De acuerdo con la investigación, Marcelo Alejandro Flores y otro hombre recorrían el barrio recolectando cartones y restos de comida cuando intentaron sustraer un cable del tendido eléctrico que se encontraba cortado.
Al advertir la situación, el agente federal llamó al 911 para denunciar el intento de robo y luego salió de su vivienda con su arma reglamentaria, una Pietro Beretta calibre 9 milímetros, para perseguir a los sospechosos.
Según la reconstrucción del caso, Flores escapó por calle Medrano en dirección a Gallo, mientras que su acompañante huyó por Baigorria. Durante la persecución, el efectivo efectuó un disparo que impactó en el cuello de Flores.

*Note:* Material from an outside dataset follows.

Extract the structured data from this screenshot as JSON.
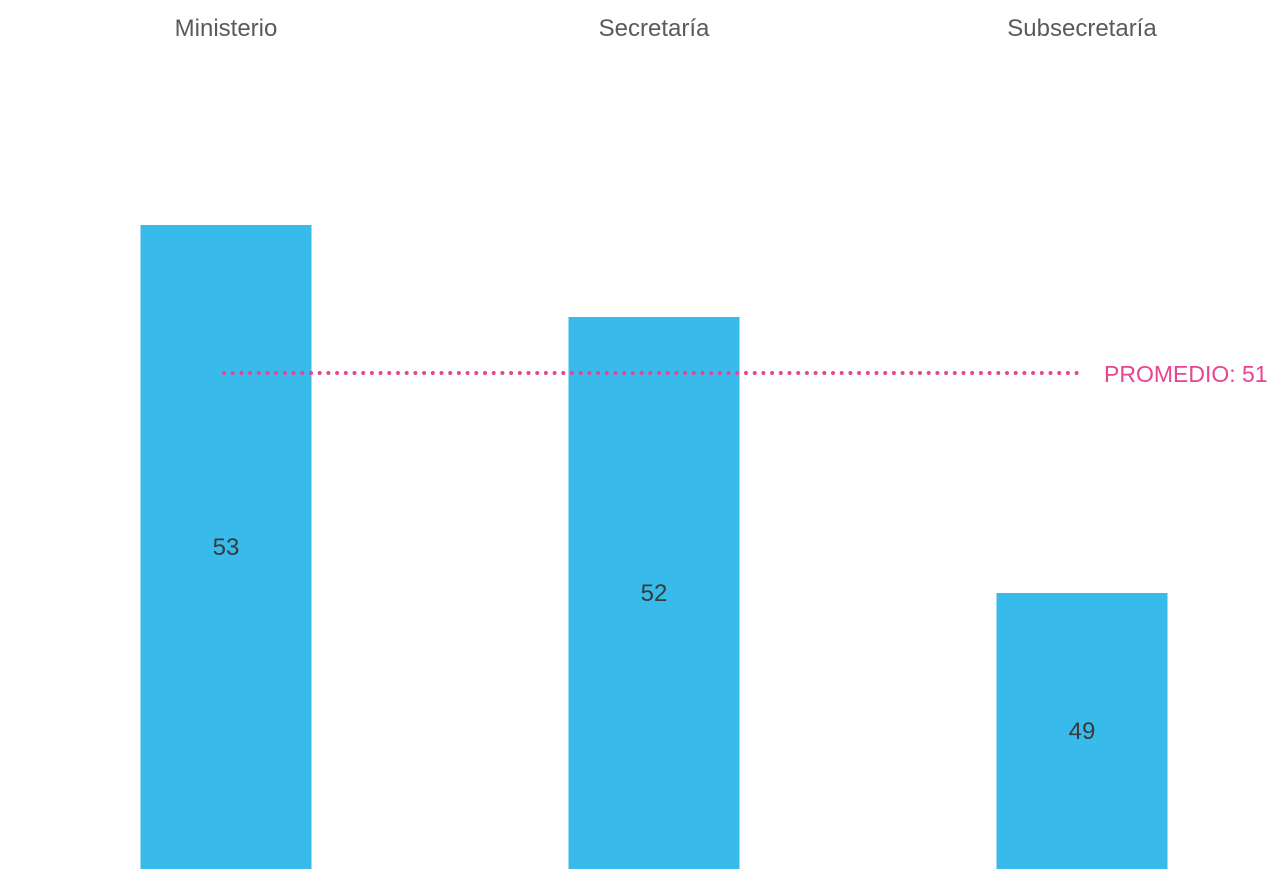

Aunque el hombre alcanzó a recorrer algunos metros más, finalmente cayó sobre calle Baigorria. La investigación determinó que, una vez herido, el gendarme lo redujo colocándole los brazos detrás de la espalda y volvió a comunicarse con el servicio de emergencias para solicitar una ambulancia. Cuando el personal médico llegó al lugar, la víctima ya había fallecido.
La postura de la defensa
Durante el debate oral, el abogado defensor Carlos Varela sostuvo que su asistido actuó en cumplimiento de su deber y planteó que el hecho debía ser considerado como un caso de legítima defensa o, en su defecto, un exceso en la legítima defensa.
El letrado destacó que el agente colaboró con la investigación desde el primer momento y remarcó que fue él quien dio aviso al 911 antes de salir de su vivienda y quien posteriormente pidió asistencia médica para el hombre herido.
Pese a esos argumentos, el tribunal descartó la hipótesis de la legítima defensa y resolvió condenar al sanjuanino a 13 años de prisión efectiva, una pena superior a la solicitada por la Fiscalía y muy inferior a la requerida por la querella.